On March 13, 2017, Bryan Clark filed a complaint against the Company, in the Circuit Court of the First Judicial Circuit in and for Escambia County, Florida. The complaint alleges that the Company is in breach of the terms of its promissory note with Mr. Clark. The Company is negotiating a settlement with Mr. Clark.

 

Cases settled:

 

On August 18, 2014, notice was issued to the Company that on June 23, 2014, Timothy Conley filed a complaint against the Company, in the United States District Court for the District of Rhode Island. The complaint alleged that the Company’s former acting interim chief executive, Johnnie Johnson, and Mr. Conley entered into an agreement whereby the Company agreed to make payments to Mr. Conley. Among other allegations, Mr. Conley claims that the Company’s nonpayment to Mr. Conley constitutes a breach of contract. On March 16, 2017, the Company entered into a Settlement, Compromise and Mutual Release Agreement with Mr. Conley.
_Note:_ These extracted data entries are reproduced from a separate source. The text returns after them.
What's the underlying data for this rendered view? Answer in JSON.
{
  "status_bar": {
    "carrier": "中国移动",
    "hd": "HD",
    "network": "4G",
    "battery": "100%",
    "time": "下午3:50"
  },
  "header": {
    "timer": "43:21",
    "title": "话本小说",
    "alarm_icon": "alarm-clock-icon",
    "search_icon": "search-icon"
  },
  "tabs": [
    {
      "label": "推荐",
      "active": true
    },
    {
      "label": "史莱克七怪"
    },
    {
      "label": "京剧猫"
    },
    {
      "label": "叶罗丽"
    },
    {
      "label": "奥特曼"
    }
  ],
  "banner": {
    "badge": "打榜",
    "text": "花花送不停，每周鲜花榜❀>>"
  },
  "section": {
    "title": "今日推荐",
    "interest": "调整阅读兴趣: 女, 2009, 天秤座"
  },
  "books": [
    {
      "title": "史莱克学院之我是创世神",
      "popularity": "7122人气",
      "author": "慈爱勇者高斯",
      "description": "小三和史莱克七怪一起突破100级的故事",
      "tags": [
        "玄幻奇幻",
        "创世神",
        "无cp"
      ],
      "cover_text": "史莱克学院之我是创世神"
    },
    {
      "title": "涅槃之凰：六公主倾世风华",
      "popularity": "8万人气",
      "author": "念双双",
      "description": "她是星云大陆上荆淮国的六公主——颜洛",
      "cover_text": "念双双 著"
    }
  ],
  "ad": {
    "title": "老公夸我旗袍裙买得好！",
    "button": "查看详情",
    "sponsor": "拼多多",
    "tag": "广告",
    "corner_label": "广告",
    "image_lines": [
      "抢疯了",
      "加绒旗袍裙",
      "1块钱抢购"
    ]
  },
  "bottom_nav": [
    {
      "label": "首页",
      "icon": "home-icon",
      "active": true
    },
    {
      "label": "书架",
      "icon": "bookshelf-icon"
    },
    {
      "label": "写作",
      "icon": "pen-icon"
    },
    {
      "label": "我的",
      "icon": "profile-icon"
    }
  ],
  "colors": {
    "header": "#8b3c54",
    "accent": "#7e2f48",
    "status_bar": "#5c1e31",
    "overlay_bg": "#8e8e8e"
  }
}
Under the terms of this agreement, the Company, without acknowledging any liability, agreed to a settlement payment to fully and completely resolve all claims from the Mr. Conley’s complaint. Each party has also released and discharged the other party of any liability or claims that the first party ever had, may have had, or in the future have against the other party. The Company has accrued the amount of the settlement in Accounts Payable and Accrued Liabilities as of December 31, 2016.

 

On June 6, 2016, notice was issued to the Company that on May 26, 2016, CME Acuity Rx, LLC (“CME Acuity”) filed a complaint against the Company, in the Superior Court of New Jersey. The complaint alleged the Company and CME Acuity entered into an agreement whereby the Company agreed to make payments to CME Acuity.in return for services to the Company. Among other allegations, CME Acuity claimed that the Company’s nonpayment to CME Acuity constituted a breach of contract. On February 27, 2017, the Company entered into a Settlement, Compromise and Mutual Release Agreement with CME Acuity. Under the terms of this Agreement, the Company, without acknowledging any liability, agreed to a settlement payment to fully and completely resolve all claims from the CME Acuity complaint. Each party has also released and discharged the other party of any liability or claims that the first party ever had, may have had, or in the future have against the other party. The Company has accrued the amount of the settlement in Accounts Payable as of December 31, 2016.

 

On November 9, 2016, the Company filed a complaint against Joel Bradus, an independent contractor for CME Acuity, in the Supreme Court of the State of New York, County of New York. The complaint alleges that Mr. Bradus interfered in the business relationship between the Company and CME Acuity, interfered in the business relationship between the Company and one of its major customers, and engaged in written and oral defamatory conduct against the Company. The Company was seeking actual, consequential, compensatory and punitive damages. On February 27, 2017, the Company entered into a Settlement, Compromise and Mutual Release Agreement with Mr. Bradus. Under the terms of this agreement, Mr. Bradus agrees to take no action which is intended, or would reasonably be expected, to cause material harm to the Company. Each party has also released and discharged the other party of any liability or claims that the first party ever had, may have had, or in the future have against the other party.

 

Other:

 

 On January 27, 2017, Christine Chansky (the “Plaintiff”) filed a complaint against the Company, in the United States District Court for the District of New Jersey. The complaint alleged wrongful termination and other claims. On May 25, 2017, the Court filed a 60-day order administratively terminating the action. The Company is discussing a settlement with Ms. Chansky, however, to date, no settlement has been reached.